More specifically, the starting rotation has pitched brilliantly so far. Jason Marquis has allowed one run and six hits in 12 innings. Jordan Zimmermann hasn't allowed any runs in 11 innings. Ross Detwiler has 10 strikeouts and one walk in nine innings. Yunesky Maya has allowed one earned run in 8 2/3 innings. John Lannan, Livan Hernandez and Tom Gorzelanny have been less successful, but Lannan has only made two starts so far, Gorzelanny has only appeared in one game and Hernandez never puts up good numbers in spring training.

Point is, the guys who are probably the biggest mark on this club heading into 2011 are performing exceptionally well this spring. Does that guarantee continued success once the bell rings on March 31? No. But given the choice between a rotation putting up outstanding spring numbers versus a rotation putting up awful spring numbers, which would you prefer? That's what I thought.

As for the Nationals' 10-6 record ... well, in the six seasons since the franchise relocated, this team has never finished the Grapefruit League with a winning record. They've also never finished the regular season with a winning record. Is there a correlation? Probably not. But again, given the choice, you'll take a good spring in the standings over a bad one.


Anonymous said...

One small nit. You say that the starting rotation has pitched brilliantly and then reference Detwiler and Maya. I wish you were right and they were actually going to be in the starting rotation, but I don't think so. So here's a follow-up question -- how much do spring training stats matter in determining the rotation? If Detwiler consistently out-pitches Lannan or Gorzelanny, does he move up?

A DC Wonk said...

I agree with your analysis. Spring records don't mean a lot, but they also don't mean nothing. A record of 10-6 might not mean a lot, but compared to the miserable record last spring, it means something.

And, furthermore, as you note Mark, there are a rather large number of players that are playing extremely well -- and if just a few of them continue to do it during the regular season, we'll be making some improvements.

As you note, Zimmermann and Marquis have been lights out. But Maya and Detweiler have looked pretty decent, too. On the hitting side, Morse and Espinosa are blossoming in a big way, too.

There seem to be too many good performances this spring to say its all a fluke or all meaningless.

The Nats look well positioned for a significant improvement this year. I'd not be surprised to see them threatening to break .500 -- which is the next big step for them.

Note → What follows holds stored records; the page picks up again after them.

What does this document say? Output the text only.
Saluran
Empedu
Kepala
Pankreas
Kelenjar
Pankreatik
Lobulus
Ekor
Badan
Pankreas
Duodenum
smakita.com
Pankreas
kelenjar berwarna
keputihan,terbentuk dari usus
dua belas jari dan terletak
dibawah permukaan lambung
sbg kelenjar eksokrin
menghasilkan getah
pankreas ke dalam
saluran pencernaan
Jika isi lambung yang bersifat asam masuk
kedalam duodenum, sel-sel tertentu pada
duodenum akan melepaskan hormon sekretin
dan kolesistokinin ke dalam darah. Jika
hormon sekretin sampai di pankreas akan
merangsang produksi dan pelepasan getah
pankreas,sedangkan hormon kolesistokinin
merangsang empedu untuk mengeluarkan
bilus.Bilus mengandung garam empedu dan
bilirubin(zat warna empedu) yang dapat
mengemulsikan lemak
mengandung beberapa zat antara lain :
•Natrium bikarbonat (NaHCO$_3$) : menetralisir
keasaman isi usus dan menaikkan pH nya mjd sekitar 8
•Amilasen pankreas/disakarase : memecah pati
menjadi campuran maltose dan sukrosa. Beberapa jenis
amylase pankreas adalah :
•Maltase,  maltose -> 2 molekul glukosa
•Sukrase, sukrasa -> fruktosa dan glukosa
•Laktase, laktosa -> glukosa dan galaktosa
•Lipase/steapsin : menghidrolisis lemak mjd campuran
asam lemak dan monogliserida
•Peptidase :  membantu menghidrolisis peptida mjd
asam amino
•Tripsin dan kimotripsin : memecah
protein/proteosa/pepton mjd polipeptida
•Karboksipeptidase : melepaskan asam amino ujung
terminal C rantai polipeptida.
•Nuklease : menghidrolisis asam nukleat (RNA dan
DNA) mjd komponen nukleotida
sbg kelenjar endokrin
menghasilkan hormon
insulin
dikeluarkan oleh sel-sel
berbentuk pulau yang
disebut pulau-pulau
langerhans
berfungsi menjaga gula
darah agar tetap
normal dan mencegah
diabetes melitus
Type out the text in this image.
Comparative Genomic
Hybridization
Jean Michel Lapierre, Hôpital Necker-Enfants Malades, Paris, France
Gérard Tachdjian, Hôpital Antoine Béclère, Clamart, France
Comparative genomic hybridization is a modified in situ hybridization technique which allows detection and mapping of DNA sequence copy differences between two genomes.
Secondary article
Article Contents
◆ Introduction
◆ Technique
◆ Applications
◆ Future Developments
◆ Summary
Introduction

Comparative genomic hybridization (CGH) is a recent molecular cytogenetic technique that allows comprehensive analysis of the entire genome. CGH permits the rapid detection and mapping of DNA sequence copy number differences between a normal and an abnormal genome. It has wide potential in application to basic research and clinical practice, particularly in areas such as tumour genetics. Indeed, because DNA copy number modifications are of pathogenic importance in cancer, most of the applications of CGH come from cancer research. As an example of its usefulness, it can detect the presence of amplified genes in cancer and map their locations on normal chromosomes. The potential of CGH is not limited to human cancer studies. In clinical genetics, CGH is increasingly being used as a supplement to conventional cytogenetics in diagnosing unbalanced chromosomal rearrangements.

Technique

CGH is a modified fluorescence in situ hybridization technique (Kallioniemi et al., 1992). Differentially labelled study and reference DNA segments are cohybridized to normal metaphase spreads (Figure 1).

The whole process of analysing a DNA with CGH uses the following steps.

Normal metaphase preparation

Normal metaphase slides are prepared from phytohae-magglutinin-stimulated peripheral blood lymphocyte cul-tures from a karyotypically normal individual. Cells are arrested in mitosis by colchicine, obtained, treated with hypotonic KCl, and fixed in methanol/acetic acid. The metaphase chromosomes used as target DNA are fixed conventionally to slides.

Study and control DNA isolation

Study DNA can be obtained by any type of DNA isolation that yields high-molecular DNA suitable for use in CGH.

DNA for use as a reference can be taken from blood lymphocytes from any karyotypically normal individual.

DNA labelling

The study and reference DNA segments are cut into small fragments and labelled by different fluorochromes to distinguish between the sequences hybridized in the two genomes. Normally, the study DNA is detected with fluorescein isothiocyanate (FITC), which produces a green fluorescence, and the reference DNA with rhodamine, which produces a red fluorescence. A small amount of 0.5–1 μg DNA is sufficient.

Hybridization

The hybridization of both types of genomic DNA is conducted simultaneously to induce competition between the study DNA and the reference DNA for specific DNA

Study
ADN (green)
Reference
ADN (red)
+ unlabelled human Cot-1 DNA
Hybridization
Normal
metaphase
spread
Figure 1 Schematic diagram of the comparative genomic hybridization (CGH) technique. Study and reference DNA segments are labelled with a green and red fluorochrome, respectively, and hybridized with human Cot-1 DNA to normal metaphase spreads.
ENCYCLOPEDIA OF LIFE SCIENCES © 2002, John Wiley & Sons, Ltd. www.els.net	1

BTW, Boswell's columm makes a similar point at http://www.washingtonpost.com/sports/nationals-are-due-some-luck-on-their-question-marks-/2011/03/14/ABm7IlV_story.html

Best stat line from his article:

Morse in DC: .289/.352/.519
Werth in Philly: .282/.380/.506

(yes, yes, I know, Morse has yet to have a 500AB season, but it's an intriguing stat nevertheless).

Anonymous said...

Will the spring winning translate into wins in the regular season .... who knows. Spring training results don't matter for the power houses: the yankees, red sox, phillies, etc. They are going to be good and are almost certainly a lock for the post season. If they 10-20 in the spring, no one cares. However, for a team that is trying to overcome a culture of dysfunction and losing, a winning record in the spring means everything.

The Joker said...

It is probable that the Zimmermans, Werth and company will be watching Adam Dunn in the AL playoffs on television.

natsfan1a said...

Yeah, yeah, ST stats don't mean anything. All I know is, 8-3 felt a lot better than 0-11 did. I also like that the team is generating some positive buzz at the national level. Then again, who cares what ESPN or Fox Sports says? It's not like they're Nats Insiders. wink wink.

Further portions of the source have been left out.